Intersectionality is important and we shouldn’t condone any manifestation of misogyny or homophobia or racism, and we should try not to reproduce any of them in the process of condemning another.
— @ulknehs, taken from a Facebook discussion on the public perception of rap and hip hop, and edited for clarity.
Video games portray women as either sex objects or damsels in distress!
And video games portray men as either disposable or Captain America. Your point?
These portrayals are unrealistic, 2-dimensional and sexist!
[… V]ideo games are a fantasy. They’re supposed to be unrealistic to the point where people actually get a kick out of trying to make a situation in a game seem realistic.
You want to change the supply, you have to change the demand. At the moment, many video games are created by men, for men. Start buying games that you like (or deem acceptable) and become a part of the industry.
But women are barred from the industry by le misogonies [sic]!
There are some very notable women in [video games] […].
[…] It seems like most of the people complaining about misogyny in the gaming world, are people who are not a part of it. […] Don’t buy into these ‘tropes’, and they will go away.
Yes, women aren’t necessarily forced out of the industry by misogyny, but CHOOSE to apply their interests in maths, design and/or programming elsewhere.
Video games portray men as either disposable or Captain America.
Men in video games are often gendered tropes — this is a problem. The difference is that men are deified and idolised, whereas women are sexualised and objectified [image source].
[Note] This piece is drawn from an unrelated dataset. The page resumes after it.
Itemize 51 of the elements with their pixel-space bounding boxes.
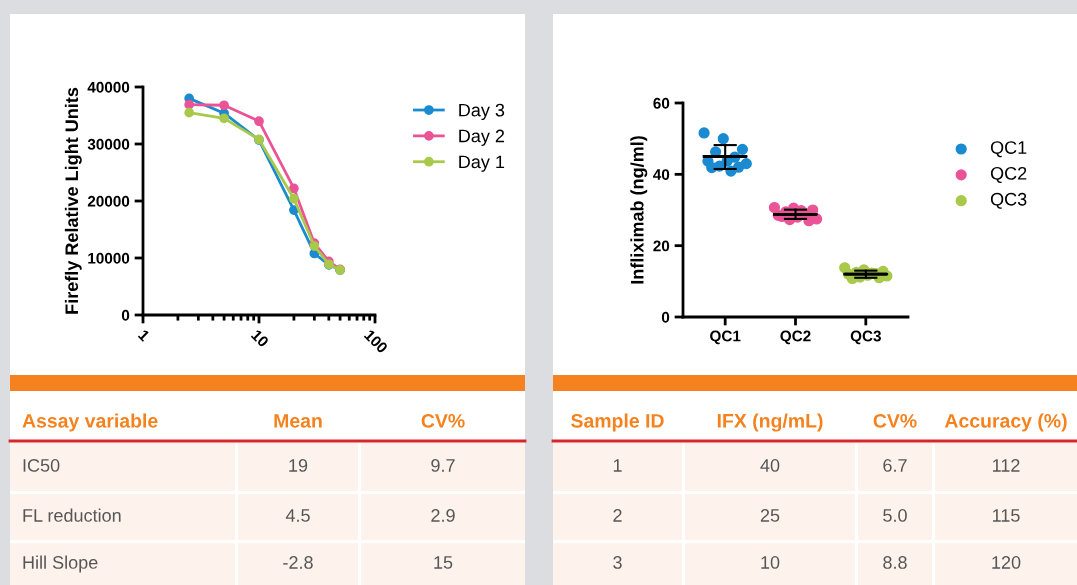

Men are depicted as physically strong, usually attractive, and are usually natural leaders. See the men from God of War, Assassins Creed, Gears of War, Bioshock and Call of Duty just to name a few.
Most people would agree that these are good things to be. Women however are portrayed as objects of a male sex-fantasy.
They are the wearers of skimpy outfits whose kidnappings and deaths propel the narrative.
See Max Payne 3, Dragon Age 1 & 2, Mass Effect 1, 2 & 3, Deus Ex: Human Revolution, Diablo 3, Bishock Infinite, and inFAMOUS — just to name a few off the top of my head.
Certainly, male gender stereotypes are a problem, but they are not the same in nature as female gender stereotypes.
Video games are a fantasy.
Video games are not excused from the context of the real world simply because they are fictional. They have antecedents and consequences just like everything else.
You want to change the supply, you have to change the demand.
There being female characters that aren’t massive tropes, notably Chell from Portal, does not mean that the wide spread prevalence of misogynistic tropes (women in the freezer; damsel in distress etc) are not huge and pervasive problems.
It seems like most of the people complaining about misogyny in the gaming world, are people who are not a part of it.